According to Gilburd, ransomware attacks are on the rise, in part due to the introduction of generative artificial intelligence. He emphasizes that the answer to AI-driven attacks is AI itself. Gilburd encourages the use of AI-enhanced security products to counter evolving threats.
Ransomware attacks are widespread globally and are not specifically targeted at certain institutions. Attackers use malware to scan thousands of websites for vulnerabilities. While most attempts may fail, a small percentage may succeed. When conducted on a large scale, these attacks can affect numerous sites.
The attacks often start with phishing, where employees are tricked into opening malicious emails or visiting malicious websites. Education can help prevent such attacks by teaching people how to identify unusual elements in emails. Automatic tools can also block such emails at the corporate level.
If an employee falls victim to a phishing attack, automatic protection products play a role in detecting unusual domain requests and halting the attack.

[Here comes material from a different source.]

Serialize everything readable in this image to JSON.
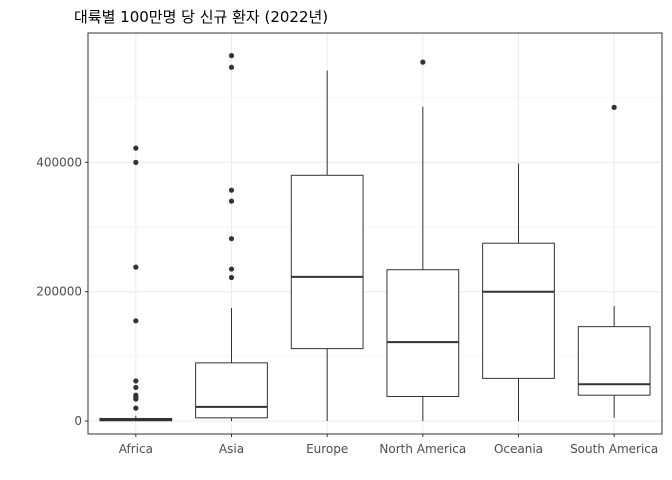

However, in some cases, these defense mechanisms may fail due to outdated or insufficiently powerful products or the exploitation of zero-day vulnerabilities.
When the attack successfully infiltrates the network, protection products within the network should prevent movement between computers and unauthorized access. In the case of Mayanei Hayeshua, this defense mechanism appears to have failed, leading to the widespread spread of the attack.
Once the attack is noticed, affected computers become unresponsive, and the ransomware spreads from one computer to another, encrypting databases. This process can take hours, providing an opportunity to halt the attack by shutting down the server and disconnecting it.
In some cases, ransom attacks may threaten to disclose data. In such situations, AI systems should be able to detect anomalies, such as a sudden increase in data volume, and take appropriate action. However, there may be instances where these systems fail, as seen in the ransomware attack on Shirbit insurance company.
When an organization is under attack with encrypted data, the attacker presents their demand, often a reasonable amount. While paying exorbitant sums is unlikely, organizations may consider the cost of recovery and bring in experts to negotiate.
Overall, ransomware attacks are a growing concern worldwide, and the use of AI-enhanced security products can help organizations effectively respond to and recover from such attacks.